10 julho 2006

Quantos mortos por um vivo?

«Exército israelita mata 20 palestinianos», dizem as notícias. Em princípio, cada morto do lado palestiniano é menos um hipótese para que o soldado israelita escape vivo do seu cativeiro. Mas isso não é senão mais uma no campo das conjecturas. Na realidade, os israelitas entraram em força na Faixa de Gaza, com ordens para irem ainda mais longe, numa espécie de reocupação do território que, não há muito tempo, tinha dado tanto trabalho a desocupar e, por outro lado, tinha também fornecido uma óptima oportunidade para uma intensa encenação mediática que mostrava a irredutibilidade das autoridades judaicas na acção magnânima de saída de Gaza. Agora, sob pretexto dos mísseis Qassam que voam cada vez mais longe e de forma cada vez mais perigosa, e do soldado raptado, os soldados de Deus, irados pela afronta, limpam tudo à sua frente, com a disposição de irem tão longe quanto a raiva e vingança o impuserem. A operação «Chuva de Verão», a sentença de que «ninguém dormirá em Gaza», a afirmação da força e da superioridade bélica contra os filisteus, são recapitulações bíblicas de que o «povo de Deus» precisa repetitivamente para poder garantir a sua expansão e sobrevivência contra quem se lhe oponha com ou sem razões, em nome de Deus e em nome de si próprio, porventura, «o povo escolhido» entre tantos.

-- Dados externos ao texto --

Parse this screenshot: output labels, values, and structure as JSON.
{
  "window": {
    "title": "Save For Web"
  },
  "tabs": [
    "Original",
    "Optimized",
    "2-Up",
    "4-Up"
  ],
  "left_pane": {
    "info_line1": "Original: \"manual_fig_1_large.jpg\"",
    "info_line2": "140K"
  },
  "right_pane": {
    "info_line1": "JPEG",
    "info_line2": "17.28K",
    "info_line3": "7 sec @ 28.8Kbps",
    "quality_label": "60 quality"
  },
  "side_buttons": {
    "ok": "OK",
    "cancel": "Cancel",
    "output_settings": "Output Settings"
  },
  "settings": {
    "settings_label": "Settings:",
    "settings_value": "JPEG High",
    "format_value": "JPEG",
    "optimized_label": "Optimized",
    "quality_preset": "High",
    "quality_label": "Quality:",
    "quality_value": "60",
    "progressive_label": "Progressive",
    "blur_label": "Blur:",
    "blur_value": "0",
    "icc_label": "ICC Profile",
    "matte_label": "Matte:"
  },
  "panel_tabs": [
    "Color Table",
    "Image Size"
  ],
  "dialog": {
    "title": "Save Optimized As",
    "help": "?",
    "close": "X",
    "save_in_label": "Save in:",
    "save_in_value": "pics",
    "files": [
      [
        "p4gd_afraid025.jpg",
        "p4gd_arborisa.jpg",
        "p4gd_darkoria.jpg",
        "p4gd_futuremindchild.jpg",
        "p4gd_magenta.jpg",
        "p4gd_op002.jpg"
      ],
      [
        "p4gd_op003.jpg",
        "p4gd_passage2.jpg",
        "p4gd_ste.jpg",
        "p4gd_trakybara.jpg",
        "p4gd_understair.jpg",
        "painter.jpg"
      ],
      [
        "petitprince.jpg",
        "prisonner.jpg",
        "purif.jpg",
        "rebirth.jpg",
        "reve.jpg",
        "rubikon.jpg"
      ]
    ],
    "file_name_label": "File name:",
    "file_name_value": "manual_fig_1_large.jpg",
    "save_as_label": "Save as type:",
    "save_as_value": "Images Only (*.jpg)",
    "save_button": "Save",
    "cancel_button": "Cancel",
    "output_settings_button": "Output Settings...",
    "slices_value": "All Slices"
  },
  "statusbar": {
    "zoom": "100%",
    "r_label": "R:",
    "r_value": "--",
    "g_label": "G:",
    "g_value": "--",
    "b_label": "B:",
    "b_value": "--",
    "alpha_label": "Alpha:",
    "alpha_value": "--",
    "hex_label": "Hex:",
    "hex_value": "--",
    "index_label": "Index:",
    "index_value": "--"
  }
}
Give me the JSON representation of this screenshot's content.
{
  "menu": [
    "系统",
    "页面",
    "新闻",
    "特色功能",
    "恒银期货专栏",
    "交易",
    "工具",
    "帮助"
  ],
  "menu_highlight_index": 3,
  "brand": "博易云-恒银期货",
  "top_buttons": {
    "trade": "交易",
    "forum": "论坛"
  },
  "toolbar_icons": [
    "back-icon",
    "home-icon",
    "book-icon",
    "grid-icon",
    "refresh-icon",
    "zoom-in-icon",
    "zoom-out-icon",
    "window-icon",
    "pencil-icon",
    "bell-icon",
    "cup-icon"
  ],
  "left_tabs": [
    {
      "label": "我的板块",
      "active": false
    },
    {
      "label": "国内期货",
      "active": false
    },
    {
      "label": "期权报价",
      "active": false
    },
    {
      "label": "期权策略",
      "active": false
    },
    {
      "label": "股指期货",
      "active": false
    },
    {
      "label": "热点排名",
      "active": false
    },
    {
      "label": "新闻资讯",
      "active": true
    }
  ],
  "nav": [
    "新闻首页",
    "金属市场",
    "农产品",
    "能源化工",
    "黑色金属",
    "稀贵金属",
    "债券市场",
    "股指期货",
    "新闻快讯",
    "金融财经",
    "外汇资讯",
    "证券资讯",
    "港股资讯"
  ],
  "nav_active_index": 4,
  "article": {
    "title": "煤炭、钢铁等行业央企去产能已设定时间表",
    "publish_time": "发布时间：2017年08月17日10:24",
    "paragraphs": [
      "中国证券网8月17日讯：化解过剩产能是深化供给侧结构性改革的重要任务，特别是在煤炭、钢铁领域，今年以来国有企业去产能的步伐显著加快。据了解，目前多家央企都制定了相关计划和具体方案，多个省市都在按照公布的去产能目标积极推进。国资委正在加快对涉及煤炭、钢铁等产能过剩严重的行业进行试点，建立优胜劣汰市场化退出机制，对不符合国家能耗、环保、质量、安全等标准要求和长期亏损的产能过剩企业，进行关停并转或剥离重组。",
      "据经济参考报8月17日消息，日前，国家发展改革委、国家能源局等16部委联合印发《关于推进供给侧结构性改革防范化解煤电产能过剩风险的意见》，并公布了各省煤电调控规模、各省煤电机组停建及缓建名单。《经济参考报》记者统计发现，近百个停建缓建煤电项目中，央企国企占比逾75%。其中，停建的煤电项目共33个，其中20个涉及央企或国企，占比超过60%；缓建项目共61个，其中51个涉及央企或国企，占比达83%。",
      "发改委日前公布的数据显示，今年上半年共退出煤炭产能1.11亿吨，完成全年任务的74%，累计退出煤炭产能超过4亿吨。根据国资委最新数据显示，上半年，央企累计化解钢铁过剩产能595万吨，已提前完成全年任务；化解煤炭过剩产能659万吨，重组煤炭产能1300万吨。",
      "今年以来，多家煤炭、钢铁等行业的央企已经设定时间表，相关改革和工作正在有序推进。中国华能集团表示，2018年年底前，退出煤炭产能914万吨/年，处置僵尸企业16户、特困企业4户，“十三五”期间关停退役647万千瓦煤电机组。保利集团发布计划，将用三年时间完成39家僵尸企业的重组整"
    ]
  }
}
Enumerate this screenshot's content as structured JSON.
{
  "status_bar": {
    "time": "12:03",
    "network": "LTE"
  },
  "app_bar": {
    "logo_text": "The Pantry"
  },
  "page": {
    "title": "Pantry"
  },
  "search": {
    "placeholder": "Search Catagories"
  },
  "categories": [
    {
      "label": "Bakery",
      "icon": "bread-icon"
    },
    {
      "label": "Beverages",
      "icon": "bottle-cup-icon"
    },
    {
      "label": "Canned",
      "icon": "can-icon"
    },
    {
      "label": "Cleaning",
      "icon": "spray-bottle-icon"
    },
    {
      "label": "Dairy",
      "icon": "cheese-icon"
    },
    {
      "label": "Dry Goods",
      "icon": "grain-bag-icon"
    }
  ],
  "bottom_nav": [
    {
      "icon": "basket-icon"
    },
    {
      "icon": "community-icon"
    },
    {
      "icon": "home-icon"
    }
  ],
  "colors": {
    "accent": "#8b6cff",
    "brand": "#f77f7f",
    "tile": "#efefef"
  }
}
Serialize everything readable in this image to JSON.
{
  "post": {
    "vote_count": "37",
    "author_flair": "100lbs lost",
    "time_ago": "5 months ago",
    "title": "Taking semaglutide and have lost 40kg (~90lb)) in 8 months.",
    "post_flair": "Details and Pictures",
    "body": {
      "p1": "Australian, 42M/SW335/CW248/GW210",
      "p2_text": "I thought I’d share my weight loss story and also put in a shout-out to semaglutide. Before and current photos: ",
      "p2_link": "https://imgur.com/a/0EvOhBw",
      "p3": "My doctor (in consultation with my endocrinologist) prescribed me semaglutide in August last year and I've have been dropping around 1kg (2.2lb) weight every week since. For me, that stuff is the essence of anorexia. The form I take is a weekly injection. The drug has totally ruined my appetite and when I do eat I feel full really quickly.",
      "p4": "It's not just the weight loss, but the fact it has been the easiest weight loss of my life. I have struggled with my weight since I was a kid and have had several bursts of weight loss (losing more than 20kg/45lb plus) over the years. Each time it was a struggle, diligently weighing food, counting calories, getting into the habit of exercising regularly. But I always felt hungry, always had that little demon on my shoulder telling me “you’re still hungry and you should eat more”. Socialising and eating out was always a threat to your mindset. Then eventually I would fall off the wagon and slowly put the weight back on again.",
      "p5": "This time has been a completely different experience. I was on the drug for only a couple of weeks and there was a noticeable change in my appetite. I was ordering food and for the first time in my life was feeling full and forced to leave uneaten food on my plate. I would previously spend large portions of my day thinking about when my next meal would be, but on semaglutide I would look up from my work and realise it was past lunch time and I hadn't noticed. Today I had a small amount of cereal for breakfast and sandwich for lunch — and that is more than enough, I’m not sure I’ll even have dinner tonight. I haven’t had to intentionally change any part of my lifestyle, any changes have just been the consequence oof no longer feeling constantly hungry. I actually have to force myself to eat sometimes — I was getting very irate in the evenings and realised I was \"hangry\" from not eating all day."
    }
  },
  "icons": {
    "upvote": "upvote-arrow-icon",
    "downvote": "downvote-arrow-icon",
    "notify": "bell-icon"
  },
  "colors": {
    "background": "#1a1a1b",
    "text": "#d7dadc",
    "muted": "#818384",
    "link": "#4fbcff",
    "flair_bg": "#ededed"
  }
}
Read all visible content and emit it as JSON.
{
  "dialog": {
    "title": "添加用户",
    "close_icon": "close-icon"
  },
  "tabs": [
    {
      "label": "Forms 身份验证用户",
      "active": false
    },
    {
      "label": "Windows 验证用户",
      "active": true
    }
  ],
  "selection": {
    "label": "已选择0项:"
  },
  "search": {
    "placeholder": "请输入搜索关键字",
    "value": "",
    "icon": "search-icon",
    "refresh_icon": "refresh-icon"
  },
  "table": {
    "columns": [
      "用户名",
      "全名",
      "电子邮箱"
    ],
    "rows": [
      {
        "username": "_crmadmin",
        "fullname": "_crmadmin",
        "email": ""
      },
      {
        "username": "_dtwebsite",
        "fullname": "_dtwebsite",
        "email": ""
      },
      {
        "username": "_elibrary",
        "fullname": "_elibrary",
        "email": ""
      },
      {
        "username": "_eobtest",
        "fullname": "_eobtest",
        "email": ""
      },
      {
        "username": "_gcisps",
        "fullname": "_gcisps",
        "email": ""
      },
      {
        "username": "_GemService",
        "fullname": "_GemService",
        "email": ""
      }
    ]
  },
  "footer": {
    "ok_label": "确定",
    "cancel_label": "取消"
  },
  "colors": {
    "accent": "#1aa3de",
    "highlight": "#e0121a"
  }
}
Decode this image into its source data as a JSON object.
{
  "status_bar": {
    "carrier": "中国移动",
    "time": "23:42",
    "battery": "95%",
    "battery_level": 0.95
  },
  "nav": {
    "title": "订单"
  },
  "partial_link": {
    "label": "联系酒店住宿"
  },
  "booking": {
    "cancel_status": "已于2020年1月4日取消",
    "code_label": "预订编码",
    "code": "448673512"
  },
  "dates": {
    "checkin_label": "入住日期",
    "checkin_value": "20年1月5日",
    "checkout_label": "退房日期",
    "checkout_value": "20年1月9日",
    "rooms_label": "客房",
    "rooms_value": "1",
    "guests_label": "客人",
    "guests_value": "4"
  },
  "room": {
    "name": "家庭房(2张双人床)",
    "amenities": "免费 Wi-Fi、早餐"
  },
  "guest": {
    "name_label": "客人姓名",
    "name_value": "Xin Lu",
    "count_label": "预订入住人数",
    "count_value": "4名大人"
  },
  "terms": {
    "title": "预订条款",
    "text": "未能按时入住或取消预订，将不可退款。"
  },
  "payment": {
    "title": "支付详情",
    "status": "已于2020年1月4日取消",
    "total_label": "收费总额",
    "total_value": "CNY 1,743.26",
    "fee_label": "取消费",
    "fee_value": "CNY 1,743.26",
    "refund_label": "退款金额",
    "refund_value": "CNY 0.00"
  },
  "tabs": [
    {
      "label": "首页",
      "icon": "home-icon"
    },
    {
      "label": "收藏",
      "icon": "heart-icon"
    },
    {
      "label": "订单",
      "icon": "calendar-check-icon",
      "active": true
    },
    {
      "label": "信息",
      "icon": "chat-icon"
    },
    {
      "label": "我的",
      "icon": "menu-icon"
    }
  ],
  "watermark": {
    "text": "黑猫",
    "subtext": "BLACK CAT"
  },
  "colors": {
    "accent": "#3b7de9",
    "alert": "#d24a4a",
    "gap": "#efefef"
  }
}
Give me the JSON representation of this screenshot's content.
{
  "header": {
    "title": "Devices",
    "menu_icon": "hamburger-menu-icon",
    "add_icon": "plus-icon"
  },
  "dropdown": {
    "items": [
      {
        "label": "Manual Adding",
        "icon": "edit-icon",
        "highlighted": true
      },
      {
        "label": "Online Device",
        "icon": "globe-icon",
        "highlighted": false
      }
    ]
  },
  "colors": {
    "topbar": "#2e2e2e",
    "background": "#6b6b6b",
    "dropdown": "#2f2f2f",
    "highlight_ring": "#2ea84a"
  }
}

Do outro lado, O primeiro-ministro palestiniano, Ismail Haniyeh, pode bradar contra aqueles que tanto apregoam a democracia e que agora não movem uma palha para defendê-la. Se este aspecto da «questão da democracia» é crucial, não menos importante é o aproveitamento que o Hamas pode fazer da condição de perseguidos a um nível praticamente intolerável, como é a situação de governantes e deputados do Hamas terem sido, por sua vez, raptados pelo Estado de Israel. A vitimização do Hamas com o governo meio raptado e as atrocidades sobre a população civil criam um ambiente propício à morte atrás de morte, à vingança atrás de vingança em ambas as partes. No meio da «confusão de loucos» (segundo um jornal israelita), quem é que se lembrará ainda do valor de uma vida judaica e de outras tantas palestinianas? Se o soldado for libertado quantos se lembrarão do preço em vidas de ambos os lados e da destruição? E, no entanto, depois disto, depois da matança, depois da justiça de Deus, quanta magnanimidade teria a sua libertação.